His latest venture is the Unify Project, where he and other innovation leaders are seeking a way to optimize not just a business, but an entire economy.

“We believe we’re not really leveraging all of our assets in our economy to the fullest level,” says McHale, who founded Explorys and sold the health care technology platform to IBM in 2015. “We’ve got a bit of a dysfunction going on related to dislocation and upward mobility, income equality and concentration of wealth. We believe there is a real issue that that an optimized economy can solve. That’s our project.”

In this week’s Dealmakers Live, McHale shares his thoughts on deals he has made and the approach that leaders take when things don’t go according to plan. What follows is a transcript of the above video, edited for readability.

Two different worlds

I’ve learned that I’m very input-oriented. The experience of selling to a very large company and the environment, the culture being so different, was extraordinary. It was really phenomenal to see how different the world is between a startup and a tech startup and the large organization culture. How do you blend the two, find a synergy that’s still ultimately fulfilling a mission and a purpose? I think we did pretty good with that.

A flawed deal

As businesses, I’ve been fortunate that I haven’t had any fail. I’m not making that up, I just haven’t. I’ve been fortunate with that. I will tell you that I did have one with a culture clash that was so significant, I felt like it wasn’t the best outcome I would have hoped for. That business was corporate driven, and I found out after we had done the merger, sold the business, that the leadership had a different vision than what they had articulated. I felt ultimately, it wasn’t the success I had hoped for. As an economic return to the stakeholders, the shareholders, everybody involved and all the employees, everybody won financially. I just don’t think it was optimal as it could have been. Would we have made a different decision? Probably, given the insight.

Difficult decisions

It’s interesting. I had a friend that just pulled the plug on a startup, just got this email, a very strong individual. That judgment and discernment is so important as it relates to your quality of life and your impact on society and the world. He made a very good decision. It’s, what do you say, fail fast and then having the judgment and deal with the immediate consequences to defer away from what would be the long-term consequences of pouring a lot more into it. It’s a lot about trusting your gut. It’s really hard. If it doesn’t feel right, I’m a sensing person. I’ve had those situations. It wasn’t at the level of pull the plug on the whole business, but I’ll give you an example.
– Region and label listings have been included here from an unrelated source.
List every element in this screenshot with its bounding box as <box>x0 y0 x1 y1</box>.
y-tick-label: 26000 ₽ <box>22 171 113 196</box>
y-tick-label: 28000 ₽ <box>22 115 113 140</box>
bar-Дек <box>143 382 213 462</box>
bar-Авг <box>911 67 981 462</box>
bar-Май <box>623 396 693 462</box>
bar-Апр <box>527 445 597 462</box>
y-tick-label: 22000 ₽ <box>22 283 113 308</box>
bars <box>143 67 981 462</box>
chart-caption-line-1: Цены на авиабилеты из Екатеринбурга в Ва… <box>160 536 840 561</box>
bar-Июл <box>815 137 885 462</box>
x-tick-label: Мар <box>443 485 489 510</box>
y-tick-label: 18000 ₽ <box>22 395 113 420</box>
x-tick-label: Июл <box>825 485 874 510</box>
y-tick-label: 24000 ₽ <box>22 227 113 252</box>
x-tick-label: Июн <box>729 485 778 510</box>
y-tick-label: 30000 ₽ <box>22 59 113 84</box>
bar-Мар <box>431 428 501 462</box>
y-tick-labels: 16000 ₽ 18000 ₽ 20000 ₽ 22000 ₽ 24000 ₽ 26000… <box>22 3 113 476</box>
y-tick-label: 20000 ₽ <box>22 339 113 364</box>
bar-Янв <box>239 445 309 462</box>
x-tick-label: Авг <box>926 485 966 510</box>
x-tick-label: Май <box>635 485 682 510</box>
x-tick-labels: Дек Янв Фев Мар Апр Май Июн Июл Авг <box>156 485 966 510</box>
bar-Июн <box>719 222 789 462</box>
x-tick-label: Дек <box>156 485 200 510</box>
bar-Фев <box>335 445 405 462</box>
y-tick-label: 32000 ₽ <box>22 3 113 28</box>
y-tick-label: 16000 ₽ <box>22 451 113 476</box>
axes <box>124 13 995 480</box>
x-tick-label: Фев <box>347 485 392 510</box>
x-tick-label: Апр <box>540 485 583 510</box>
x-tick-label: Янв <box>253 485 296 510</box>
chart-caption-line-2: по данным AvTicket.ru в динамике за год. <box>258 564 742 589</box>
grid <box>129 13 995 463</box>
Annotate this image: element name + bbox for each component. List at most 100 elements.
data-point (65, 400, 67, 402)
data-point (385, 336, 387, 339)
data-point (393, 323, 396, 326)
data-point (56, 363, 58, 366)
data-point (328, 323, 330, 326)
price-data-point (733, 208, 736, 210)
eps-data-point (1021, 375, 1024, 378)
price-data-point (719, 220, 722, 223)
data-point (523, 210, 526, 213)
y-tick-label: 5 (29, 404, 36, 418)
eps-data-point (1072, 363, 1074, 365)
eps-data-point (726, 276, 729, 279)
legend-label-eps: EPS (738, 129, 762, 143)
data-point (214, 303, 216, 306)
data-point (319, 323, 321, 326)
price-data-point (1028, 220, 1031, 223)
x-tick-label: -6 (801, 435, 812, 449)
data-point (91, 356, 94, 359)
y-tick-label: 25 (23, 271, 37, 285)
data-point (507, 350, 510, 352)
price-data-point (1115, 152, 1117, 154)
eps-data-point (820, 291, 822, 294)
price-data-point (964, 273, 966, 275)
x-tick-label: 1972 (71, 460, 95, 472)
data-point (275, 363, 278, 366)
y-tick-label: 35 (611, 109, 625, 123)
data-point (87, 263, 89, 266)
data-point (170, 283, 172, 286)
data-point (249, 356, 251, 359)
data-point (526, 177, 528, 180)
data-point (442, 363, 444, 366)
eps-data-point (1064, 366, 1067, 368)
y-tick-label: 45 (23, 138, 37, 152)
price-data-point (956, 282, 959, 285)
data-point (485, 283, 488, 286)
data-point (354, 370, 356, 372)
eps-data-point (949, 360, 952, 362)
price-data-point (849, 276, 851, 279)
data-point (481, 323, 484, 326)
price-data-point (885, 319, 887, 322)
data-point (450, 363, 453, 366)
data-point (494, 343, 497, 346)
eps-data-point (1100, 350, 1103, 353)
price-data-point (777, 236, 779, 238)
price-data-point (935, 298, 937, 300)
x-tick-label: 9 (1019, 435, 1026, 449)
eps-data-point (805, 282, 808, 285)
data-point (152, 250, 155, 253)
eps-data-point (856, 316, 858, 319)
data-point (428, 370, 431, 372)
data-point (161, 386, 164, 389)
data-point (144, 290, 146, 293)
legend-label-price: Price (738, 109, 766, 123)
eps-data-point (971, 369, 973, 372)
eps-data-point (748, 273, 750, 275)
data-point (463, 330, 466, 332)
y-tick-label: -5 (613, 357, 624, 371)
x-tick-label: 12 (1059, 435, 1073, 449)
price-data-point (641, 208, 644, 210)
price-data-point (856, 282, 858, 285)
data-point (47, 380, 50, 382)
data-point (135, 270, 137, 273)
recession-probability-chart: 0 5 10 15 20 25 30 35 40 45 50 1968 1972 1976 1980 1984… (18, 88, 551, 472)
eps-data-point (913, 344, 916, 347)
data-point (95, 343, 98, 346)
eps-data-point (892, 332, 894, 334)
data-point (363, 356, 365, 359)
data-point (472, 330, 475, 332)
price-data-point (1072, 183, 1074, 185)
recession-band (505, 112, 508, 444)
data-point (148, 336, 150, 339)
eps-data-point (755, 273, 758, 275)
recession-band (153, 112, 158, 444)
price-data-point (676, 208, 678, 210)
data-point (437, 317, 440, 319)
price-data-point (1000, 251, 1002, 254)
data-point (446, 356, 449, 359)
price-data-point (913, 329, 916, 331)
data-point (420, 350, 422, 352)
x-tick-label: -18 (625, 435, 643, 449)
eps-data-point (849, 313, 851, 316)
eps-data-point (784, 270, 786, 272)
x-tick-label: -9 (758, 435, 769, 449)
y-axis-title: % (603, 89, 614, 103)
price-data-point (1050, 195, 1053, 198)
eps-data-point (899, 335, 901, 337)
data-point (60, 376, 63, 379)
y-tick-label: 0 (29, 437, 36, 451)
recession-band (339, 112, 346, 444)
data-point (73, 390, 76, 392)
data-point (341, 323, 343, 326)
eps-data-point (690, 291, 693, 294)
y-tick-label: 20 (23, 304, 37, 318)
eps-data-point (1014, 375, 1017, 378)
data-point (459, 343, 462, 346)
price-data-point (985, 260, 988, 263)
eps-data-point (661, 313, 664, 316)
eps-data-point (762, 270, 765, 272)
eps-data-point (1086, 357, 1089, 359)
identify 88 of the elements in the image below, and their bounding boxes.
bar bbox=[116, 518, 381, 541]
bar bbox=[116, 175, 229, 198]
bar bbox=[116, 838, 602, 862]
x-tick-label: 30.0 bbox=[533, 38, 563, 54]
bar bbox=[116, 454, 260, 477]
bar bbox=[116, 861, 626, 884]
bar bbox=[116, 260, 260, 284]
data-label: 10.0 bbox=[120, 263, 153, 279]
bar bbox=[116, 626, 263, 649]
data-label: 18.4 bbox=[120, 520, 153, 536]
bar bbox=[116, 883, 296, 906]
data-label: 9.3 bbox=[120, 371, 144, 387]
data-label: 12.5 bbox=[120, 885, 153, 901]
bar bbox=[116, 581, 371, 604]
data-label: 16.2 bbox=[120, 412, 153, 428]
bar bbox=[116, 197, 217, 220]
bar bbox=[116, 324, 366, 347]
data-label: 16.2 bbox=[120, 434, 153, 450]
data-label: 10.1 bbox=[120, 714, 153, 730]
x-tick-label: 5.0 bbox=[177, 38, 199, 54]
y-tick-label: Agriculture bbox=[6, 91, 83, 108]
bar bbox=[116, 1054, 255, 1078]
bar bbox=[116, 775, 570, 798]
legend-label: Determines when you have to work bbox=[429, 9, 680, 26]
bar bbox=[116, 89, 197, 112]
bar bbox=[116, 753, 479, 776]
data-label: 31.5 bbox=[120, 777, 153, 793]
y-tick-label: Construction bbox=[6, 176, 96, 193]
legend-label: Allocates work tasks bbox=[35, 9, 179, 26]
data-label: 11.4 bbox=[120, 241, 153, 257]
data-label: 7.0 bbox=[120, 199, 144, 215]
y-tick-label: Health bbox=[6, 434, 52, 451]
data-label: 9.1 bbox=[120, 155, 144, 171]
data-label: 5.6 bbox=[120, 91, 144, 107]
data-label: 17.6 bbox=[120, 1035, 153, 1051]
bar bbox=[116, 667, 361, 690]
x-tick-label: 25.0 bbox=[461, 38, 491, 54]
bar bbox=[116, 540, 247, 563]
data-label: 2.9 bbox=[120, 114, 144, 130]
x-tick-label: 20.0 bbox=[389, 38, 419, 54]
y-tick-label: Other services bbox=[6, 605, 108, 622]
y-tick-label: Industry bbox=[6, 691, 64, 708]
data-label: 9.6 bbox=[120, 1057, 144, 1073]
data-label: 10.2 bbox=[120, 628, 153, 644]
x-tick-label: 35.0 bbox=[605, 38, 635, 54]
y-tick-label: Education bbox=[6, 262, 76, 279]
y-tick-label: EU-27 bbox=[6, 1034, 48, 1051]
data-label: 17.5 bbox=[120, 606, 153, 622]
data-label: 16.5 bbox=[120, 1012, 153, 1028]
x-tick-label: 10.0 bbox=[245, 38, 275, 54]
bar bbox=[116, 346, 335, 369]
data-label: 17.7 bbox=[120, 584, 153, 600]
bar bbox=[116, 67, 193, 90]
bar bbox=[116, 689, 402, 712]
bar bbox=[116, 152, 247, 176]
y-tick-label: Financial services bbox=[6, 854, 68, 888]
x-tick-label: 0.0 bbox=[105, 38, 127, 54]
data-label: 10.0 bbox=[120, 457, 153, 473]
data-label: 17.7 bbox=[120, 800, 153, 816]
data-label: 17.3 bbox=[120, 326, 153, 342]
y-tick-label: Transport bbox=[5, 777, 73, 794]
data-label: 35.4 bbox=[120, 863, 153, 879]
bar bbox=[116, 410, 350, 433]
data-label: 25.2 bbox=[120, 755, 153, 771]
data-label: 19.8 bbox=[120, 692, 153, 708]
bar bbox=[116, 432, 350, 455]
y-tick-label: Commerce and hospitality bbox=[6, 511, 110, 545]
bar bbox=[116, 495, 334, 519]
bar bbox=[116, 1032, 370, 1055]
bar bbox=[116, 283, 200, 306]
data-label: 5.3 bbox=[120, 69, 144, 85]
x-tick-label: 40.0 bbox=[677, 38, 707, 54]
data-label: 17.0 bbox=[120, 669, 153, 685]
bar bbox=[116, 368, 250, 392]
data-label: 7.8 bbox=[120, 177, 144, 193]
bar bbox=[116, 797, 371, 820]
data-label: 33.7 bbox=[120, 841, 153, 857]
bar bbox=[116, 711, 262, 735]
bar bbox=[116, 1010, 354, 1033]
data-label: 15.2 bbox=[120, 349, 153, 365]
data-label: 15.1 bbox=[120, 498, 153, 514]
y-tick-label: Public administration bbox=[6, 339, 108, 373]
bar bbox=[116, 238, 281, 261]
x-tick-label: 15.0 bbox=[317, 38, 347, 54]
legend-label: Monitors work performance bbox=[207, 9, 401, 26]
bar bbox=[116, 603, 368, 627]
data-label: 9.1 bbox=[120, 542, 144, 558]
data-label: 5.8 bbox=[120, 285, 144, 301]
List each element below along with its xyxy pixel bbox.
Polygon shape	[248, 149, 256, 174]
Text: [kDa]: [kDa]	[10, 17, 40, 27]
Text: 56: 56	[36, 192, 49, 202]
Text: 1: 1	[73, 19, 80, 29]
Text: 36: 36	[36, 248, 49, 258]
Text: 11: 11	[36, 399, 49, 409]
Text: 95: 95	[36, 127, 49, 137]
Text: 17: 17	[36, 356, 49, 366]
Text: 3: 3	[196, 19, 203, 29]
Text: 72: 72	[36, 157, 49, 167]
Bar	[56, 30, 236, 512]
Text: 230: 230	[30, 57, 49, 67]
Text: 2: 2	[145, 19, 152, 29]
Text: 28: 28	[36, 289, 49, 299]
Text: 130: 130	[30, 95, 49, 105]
At Explorys, we had to do a major pivot and shut down a segment of our revenue stream because we were spread too thin. It’s not quite a power down of the business, but it was a refocus and it was a very challenging decision to make. We made it. We had to do it to survive and thrive. Fortunately, it was the right move. But it was a lot of gut. This doesn’t feel like we can maintain the velocity required to obtain big impact, so we have to stop serving one segment, which was pharma. We had to shut down our pharmacy effort and focus just on health care providers and health systems.

Complementary leadership is critical

I think we would have done better selecting complementary leadership. We didn’t have a great profile of our strengths. We do now. We didn’t work hard at complementing those strengths with other strengths. For example, mine is ideation, strategy, competition, things like that. We had three of us that were really great at that. We were very powerful. But we needed stronger operators, organizers, things like that to kind of herd us. I would have invested heavier in a process of selecting leadership to complement myself and a few of our other key founders such that we would have been more balanced.

A new project

I’ve launched a new project with some partners and co-founders called the Unify Project. Essentially what we’ve allowed ourselves to talk about is we’re developing an operating system to optimize the economy. We believe we’re not really leveraging all of our assets in our economy to the fullest level. We’ve got a bit of a dysfunction going on related to dislocation and upward mobility, income equality and concentration of wealth. We believe there is a real issue that that an optimized economy can solve. That’s our project.